The Fresh Loaf

A Community of Amateur Bakers and Artisan Bread Enthusiasts.

Stone ground whole grain mixing time.

Baron d'Apcher's picture
Baron d'Apcher

Stone ground whole grain mixing time.

I've been baking with stone ground whole grain flour (Farmer Ground Flour) for quite some time now but am wondering if it is possible to get better results, namely better gluten development.

Currently, I use 33% ripe starter (100% hydration; 90% high extraction, 10% rye) which is fed in the morning, refrigerated overnight, then used again the next morning. It is supple, elastic and floats like Styrofoam.

I mix 6kg batches in a planetary mixer.  There are times when the stars (and temperatures) align and I get a dough with excellent elasticity and volume and times when I don't, even though  I do my best to maintain consistent mixing time and temperatures.

I've gotten some good results with 2 min mixing, 45min autolyse, 6 minute mix on speed 2, S&F 3 times and 3-4hr bulk ferment.

I've also gotten decent results with a longer mixing time (45min autolyse), no S&F.  

In the same batch of dough, some loaves seem to have better development than others when I shape them.  

I've scoured the internet and libraries and have not been able to find definitive answers.  Does stone ground whole grain flour develop more gluten with a shorter or longer mechanical mixing time?  Does a longer mixing time develop more gluten or allow the bran/germ to destroy it?  What is the sweet spot?
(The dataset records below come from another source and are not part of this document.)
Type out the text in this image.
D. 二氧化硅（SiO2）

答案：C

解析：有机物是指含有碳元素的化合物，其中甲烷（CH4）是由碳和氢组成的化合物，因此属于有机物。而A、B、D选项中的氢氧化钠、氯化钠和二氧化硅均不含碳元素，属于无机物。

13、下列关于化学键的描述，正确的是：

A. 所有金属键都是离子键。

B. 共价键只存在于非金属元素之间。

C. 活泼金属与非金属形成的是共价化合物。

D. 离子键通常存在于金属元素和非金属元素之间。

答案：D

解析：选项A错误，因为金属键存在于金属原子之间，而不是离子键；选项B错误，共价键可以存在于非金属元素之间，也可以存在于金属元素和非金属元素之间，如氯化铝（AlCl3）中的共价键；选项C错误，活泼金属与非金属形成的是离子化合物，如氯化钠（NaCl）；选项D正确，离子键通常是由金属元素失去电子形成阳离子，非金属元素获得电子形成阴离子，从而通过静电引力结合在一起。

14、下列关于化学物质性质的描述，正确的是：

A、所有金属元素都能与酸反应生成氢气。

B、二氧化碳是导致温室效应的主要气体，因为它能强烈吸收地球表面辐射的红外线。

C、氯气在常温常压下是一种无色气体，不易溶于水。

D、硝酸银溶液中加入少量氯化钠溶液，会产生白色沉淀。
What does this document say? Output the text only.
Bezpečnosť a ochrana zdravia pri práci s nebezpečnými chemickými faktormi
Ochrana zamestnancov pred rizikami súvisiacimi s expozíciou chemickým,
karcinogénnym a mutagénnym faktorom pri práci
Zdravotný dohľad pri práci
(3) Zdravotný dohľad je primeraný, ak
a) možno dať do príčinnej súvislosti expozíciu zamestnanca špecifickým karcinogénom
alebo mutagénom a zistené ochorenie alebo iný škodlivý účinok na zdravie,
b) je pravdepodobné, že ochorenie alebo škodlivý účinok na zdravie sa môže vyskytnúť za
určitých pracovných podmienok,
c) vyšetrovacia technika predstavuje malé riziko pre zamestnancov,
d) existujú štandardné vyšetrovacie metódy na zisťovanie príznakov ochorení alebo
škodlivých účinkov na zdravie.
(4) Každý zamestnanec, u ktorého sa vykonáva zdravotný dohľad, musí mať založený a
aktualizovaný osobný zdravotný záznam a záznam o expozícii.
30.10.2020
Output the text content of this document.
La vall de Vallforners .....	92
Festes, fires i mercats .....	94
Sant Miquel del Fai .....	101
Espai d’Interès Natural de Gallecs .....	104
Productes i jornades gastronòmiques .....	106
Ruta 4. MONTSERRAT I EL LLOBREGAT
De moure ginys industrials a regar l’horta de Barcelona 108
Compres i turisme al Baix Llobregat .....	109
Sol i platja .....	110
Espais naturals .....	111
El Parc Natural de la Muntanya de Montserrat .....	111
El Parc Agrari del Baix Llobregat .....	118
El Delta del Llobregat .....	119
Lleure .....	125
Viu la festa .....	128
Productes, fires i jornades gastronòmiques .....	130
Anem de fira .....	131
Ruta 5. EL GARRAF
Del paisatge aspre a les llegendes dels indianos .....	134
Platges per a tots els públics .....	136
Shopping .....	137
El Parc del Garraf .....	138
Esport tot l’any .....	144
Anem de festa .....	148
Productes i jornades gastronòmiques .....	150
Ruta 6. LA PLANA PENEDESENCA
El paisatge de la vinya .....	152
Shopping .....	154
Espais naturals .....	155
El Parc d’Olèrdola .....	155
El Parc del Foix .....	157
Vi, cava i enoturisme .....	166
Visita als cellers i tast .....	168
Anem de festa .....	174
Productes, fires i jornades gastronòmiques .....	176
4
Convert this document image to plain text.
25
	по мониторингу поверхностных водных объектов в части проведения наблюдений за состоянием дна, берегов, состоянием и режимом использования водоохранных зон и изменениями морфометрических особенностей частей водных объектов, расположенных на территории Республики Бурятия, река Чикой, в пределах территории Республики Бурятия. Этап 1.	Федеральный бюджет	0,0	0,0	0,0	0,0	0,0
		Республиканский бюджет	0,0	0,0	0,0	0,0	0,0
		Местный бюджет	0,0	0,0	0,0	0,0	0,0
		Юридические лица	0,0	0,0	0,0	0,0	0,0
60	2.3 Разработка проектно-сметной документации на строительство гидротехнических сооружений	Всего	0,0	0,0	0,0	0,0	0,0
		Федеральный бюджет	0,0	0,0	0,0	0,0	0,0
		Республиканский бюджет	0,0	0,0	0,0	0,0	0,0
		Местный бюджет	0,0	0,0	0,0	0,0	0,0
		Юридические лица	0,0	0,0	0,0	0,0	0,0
Or perhaps it is a matter of increasing the starter to 50%?

mdw's picture
mdw

There is no short answer to your question but in my experience less PFF and shorter autolyse has beneficial effects on whole grain flour. Unfortunately there's too many variables to give a definitive answer here, ultimately the best solution is practice practice practice

Baron d'Apcher's picture
Baron d'Apcher

Yes, but all things equal, if 2 equal batches of dough under identical conditions are mixed, one for a total of 6 minutes (2 min 1st speed, 45 min autolyse, 4 min 2nd speed) the other for a total of 12 (4 min, 45 min, 8 min) without stretches a folds, does the science show that a longer or shorter mix increases or decreases gluten development.  I've done both but can't determine whether I'm looking at under or overmixed dough.  In both cases I haven't gotten strong gluten development (and likely can't by nature of the whole grain) but somehow the higher whole wheat dough (rather than 90% high extraction) has better elasticity despite the larger bran.  Or does high extraction limit gluten development more than whole wheat since the bran is ground finer?  

I would like to know the science kneading/mixing effect on whole grain stone ground and whether it needs more or less.  Whether the cutting effect of bran on gluten worsens or remedies as mixing increases and how it varies between high extraction flour and whole wheat.

 

mdw's picture
mdw

I bake with 100% stone ground whole grain and have spent some time trying different techniques to develop gluten. In the end my best bakes are the ones where I've done less mixing, both by machine and by hand. I can't provide any sources for the reasoning behind this beyond my n=1, but I can assure you anecdotally that this is the case. I suspect there's a few different things going on so any explanation I could give would be pure conjecture. But I agree that 100% extraction maintains better elasticity when it's worked less.